FunAudioLLM / CosyVoice

Multi-lingual large voice generation model, providing inference, training and deployment full-stack ability.
https://funaudiollm.github.io/
Apache License 2.0
6.31k stars 673 forks source link

some problems about streaming inference #389

Open shanhaidexiamo opened 2 months ago

shanhaidexiamo commented 2 months ago

Hi, I'm trying your new code about streaming inference based on webui.py. I run this demo on A10, and I found the rtf of the first chunk is very high, need to wait 4-5 seconds to get the first yield and all settings are set by default. So I'm not sure how long it takes for the first chunk of the streaming inference you tested here?

image

My second problem is, the audio volume of streaming inference fluctuates, while non-streaming does not have this problem.
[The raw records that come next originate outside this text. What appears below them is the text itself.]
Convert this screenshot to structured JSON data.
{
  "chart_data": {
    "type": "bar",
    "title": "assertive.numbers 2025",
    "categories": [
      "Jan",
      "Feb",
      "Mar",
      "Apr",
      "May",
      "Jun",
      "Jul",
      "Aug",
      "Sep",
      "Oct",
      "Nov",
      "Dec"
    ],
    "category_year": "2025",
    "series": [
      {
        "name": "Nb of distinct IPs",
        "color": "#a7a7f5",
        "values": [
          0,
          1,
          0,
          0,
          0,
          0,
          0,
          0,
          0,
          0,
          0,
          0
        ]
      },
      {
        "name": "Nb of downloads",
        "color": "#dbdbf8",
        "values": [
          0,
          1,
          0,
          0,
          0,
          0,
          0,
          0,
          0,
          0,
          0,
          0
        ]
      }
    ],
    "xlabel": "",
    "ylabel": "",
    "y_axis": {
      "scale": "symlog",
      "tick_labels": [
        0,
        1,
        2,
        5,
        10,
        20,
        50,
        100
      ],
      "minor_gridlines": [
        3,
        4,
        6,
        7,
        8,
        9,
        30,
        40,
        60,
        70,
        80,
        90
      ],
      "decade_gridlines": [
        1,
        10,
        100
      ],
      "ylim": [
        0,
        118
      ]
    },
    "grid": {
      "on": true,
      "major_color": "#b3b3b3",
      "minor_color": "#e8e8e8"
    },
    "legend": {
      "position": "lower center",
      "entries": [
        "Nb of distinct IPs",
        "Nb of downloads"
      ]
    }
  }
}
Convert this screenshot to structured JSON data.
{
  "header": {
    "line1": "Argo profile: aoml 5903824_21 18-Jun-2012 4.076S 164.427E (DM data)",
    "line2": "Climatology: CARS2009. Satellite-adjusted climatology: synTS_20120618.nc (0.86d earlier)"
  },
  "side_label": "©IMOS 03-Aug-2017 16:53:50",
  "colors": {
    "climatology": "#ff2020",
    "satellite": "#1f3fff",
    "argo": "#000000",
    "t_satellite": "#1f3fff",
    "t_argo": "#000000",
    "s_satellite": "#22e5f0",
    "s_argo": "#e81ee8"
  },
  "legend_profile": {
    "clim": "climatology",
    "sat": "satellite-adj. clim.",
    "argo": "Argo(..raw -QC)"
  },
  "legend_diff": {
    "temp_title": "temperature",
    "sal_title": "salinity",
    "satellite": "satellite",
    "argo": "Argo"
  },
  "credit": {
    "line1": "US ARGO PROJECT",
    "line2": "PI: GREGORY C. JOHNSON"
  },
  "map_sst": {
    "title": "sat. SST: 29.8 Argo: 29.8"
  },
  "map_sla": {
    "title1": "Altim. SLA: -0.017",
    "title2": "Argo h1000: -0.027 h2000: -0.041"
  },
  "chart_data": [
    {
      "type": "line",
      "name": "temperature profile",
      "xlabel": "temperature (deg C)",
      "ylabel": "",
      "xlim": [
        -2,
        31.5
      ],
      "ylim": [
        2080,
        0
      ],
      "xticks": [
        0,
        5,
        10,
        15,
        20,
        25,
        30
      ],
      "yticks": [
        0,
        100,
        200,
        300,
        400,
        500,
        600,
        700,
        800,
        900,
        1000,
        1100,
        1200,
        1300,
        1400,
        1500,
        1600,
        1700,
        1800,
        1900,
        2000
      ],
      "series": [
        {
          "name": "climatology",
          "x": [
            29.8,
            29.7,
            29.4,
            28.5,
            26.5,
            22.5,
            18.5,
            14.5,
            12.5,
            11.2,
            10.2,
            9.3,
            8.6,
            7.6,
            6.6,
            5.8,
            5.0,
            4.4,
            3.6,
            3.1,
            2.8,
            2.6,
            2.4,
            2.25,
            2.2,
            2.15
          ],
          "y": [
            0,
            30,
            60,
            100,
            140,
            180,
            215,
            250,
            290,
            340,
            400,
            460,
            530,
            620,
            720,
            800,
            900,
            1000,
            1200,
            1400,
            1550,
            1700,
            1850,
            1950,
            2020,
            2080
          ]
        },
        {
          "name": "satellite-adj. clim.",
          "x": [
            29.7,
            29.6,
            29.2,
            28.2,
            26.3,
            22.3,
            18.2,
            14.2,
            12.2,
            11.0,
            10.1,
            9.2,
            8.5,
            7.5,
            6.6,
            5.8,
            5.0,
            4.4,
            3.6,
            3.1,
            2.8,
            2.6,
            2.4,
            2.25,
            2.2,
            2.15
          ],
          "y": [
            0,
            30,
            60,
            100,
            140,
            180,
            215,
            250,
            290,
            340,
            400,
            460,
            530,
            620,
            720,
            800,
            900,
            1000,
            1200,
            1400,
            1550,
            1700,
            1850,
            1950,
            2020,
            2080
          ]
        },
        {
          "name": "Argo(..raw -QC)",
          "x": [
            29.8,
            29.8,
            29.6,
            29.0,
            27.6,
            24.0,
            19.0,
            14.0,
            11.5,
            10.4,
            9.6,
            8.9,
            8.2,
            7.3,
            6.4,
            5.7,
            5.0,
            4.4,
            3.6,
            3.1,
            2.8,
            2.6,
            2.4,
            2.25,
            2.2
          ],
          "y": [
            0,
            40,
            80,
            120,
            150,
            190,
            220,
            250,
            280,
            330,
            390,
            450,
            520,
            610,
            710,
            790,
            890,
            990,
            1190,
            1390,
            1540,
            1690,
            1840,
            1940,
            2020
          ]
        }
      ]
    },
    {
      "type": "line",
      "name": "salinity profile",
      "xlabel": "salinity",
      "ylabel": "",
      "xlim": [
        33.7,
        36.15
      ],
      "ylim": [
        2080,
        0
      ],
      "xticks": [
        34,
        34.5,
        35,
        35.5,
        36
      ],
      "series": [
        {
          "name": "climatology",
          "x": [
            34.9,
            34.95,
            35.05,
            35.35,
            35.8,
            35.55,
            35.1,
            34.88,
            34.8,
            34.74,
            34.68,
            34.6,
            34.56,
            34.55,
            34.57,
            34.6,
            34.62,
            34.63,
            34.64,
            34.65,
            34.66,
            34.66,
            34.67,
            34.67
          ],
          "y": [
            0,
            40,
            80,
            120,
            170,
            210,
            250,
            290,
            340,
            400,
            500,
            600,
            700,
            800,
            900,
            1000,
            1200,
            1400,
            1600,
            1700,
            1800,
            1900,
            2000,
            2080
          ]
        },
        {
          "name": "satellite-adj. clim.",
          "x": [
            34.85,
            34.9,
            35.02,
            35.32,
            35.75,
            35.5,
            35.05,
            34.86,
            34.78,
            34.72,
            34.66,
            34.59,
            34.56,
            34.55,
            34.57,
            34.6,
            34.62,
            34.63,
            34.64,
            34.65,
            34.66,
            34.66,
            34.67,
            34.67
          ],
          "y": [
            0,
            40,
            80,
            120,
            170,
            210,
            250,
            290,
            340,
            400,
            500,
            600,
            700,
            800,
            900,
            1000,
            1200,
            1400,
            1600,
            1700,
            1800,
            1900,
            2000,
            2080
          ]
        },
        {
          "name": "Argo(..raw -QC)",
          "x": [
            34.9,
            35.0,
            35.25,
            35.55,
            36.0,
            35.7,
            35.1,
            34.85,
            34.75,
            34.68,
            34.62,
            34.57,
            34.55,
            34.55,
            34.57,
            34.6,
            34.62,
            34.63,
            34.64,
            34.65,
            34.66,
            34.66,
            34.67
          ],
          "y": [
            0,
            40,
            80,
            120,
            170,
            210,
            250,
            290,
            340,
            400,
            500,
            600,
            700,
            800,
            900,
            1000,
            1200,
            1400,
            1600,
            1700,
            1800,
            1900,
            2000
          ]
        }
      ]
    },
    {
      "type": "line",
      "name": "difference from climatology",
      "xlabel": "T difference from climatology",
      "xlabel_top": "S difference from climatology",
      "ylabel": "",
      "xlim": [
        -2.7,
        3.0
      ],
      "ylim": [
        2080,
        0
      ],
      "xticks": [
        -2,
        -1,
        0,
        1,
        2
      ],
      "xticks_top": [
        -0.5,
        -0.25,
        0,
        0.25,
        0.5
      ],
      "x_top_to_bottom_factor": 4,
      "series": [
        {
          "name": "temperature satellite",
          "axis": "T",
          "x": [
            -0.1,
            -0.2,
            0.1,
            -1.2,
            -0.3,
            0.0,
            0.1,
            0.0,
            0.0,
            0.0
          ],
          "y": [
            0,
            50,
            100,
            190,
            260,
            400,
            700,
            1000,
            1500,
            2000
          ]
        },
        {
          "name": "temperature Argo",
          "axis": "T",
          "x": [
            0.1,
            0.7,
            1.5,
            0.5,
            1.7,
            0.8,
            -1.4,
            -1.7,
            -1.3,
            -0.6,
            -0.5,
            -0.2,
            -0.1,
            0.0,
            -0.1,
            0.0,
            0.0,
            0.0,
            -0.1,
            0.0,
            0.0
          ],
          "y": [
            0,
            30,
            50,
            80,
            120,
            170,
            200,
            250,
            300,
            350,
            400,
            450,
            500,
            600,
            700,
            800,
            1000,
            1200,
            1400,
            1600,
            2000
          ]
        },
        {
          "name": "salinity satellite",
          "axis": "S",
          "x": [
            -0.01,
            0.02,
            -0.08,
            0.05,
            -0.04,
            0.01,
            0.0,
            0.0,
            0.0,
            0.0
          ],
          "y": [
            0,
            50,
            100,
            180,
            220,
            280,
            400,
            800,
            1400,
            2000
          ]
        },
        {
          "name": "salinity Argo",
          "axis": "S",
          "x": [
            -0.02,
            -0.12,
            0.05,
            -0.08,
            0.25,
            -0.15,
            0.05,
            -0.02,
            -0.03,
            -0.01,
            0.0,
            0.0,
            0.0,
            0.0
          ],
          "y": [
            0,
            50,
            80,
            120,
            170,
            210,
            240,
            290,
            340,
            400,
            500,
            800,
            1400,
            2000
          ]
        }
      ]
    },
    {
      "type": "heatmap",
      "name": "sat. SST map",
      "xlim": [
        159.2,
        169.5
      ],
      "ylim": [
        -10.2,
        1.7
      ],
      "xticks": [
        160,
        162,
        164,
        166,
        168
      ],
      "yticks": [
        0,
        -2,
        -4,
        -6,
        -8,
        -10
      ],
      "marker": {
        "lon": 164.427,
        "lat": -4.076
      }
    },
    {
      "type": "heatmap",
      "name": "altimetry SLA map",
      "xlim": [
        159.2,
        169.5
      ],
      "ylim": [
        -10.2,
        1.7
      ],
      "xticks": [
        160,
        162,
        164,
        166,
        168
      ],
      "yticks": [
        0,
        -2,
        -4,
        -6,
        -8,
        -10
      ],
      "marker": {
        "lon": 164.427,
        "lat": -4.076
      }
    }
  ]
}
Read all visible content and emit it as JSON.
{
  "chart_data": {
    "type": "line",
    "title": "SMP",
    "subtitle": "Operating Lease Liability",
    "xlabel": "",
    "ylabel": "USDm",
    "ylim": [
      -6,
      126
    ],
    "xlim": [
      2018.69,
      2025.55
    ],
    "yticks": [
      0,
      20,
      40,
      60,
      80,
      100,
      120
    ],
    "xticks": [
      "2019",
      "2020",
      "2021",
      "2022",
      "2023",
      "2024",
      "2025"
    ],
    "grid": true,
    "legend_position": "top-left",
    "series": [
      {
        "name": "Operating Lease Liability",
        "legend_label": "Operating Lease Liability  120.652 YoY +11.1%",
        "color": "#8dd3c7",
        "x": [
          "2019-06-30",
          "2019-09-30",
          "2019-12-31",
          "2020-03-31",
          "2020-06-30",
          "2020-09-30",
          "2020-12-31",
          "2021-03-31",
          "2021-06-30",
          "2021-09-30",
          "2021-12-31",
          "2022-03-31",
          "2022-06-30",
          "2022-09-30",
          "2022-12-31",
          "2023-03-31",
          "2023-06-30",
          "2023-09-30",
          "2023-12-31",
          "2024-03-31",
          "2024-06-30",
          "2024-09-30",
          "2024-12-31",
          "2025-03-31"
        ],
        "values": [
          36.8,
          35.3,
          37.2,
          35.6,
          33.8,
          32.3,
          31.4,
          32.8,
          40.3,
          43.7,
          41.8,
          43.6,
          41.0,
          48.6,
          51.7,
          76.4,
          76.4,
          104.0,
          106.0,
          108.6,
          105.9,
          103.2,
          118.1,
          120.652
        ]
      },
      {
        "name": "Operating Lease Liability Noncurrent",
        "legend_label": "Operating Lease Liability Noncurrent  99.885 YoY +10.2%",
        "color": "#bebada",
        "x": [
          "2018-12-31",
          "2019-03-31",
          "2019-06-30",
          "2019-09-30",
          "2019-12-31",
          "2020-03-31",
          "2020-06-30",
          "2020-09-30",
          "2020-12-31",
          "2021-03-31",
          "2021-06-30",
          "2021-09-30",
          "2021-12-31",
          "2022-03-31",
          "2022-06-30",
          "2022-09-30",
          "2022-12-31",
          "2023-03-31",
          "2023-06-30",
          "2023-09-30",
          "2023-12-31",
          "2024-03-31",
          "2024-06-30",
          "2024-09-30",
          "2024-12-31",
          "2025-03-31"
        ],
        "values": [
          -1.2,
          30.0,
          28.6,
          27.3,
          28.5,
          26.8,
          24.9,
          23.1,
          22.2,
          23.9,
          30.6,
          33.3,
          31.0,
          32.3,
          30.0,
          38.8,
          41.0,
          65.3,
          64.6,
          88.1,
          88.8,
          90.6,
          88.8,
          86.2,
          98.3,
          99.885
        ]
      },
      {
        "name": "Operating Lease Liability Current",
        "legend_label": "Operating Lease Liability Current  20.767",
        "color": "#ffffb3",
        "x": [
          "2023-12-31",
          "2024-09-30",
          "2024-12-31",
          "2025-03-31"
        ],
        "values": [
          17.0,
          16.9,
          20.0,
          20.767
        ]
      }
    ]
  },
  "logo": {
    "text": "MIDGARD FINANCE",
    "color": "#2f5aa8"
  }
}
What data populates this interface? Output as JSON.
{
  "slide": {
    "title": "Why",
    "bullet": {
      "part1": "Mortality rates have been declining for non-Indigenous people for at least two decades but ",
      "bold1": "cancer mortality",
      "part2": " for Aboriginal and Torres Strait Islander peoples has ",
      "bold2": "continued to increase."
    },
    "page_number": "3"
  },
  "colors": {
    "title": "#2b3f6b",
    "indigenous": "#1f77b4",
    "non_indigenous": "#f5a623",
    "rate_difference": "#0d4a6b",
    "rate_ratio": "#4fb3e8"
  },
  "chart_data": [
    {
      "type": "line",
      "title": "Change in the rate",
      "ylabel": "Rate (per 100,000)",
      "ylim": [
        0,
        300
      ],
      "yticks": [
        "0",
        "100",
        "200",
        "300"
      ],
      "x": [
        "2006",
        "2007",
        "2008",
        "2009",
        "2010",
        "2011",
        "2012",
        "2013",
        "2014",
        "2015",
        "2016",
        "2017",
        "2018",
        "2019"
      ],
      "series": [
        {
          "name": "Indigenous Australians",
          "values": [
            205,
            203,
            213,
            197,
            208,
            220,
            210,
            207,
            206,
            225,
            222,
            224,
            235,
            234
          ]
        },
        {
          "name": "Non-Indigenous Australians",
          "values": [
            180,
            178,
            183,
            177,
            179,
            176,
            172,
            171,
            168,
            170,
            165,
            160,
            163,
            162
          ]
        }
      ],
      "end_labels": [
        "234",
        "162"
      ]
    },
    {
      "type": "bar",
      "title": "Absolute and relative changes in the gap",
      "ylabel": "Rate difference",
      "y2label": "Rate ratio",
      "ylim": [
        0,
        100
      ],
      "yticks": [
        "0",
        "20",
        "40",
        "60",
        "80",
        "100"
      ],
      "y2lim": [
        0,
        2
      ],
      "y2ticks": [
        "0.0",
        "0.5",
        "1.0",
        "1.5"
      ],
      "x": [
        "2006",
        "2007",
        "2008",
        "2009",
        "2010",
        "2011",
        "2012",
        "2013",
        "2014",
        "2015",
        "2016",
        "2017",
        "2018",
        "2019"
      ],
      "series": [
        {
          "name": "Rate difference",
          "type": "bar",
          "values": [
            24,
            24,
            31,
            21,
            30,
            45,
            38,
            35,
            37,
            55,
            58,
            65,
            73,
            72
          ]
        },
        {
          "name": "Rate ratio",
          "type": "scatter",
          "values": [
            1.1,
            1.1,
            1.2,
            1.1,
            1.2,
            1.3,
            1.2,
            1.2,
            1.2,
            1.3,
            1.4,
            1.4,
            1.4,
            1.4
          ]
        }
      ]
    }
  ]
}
Do you also have the same issue?

Thank you

aluminumbox commented 2 months ago

this is intened, maybe due to libtorch performance when input chunk size changes

shanhaidexiamo commented 2 months ago

this is intened, maybe due to libtorch performance when input chunk size changes So you mean that the volume fluctuation is intended? And how long did it take for the first chunk in your experiment? Thank you

github-actions[bot] commented 1 month ago

This issue is stale because it has been open for 30 days with no activity.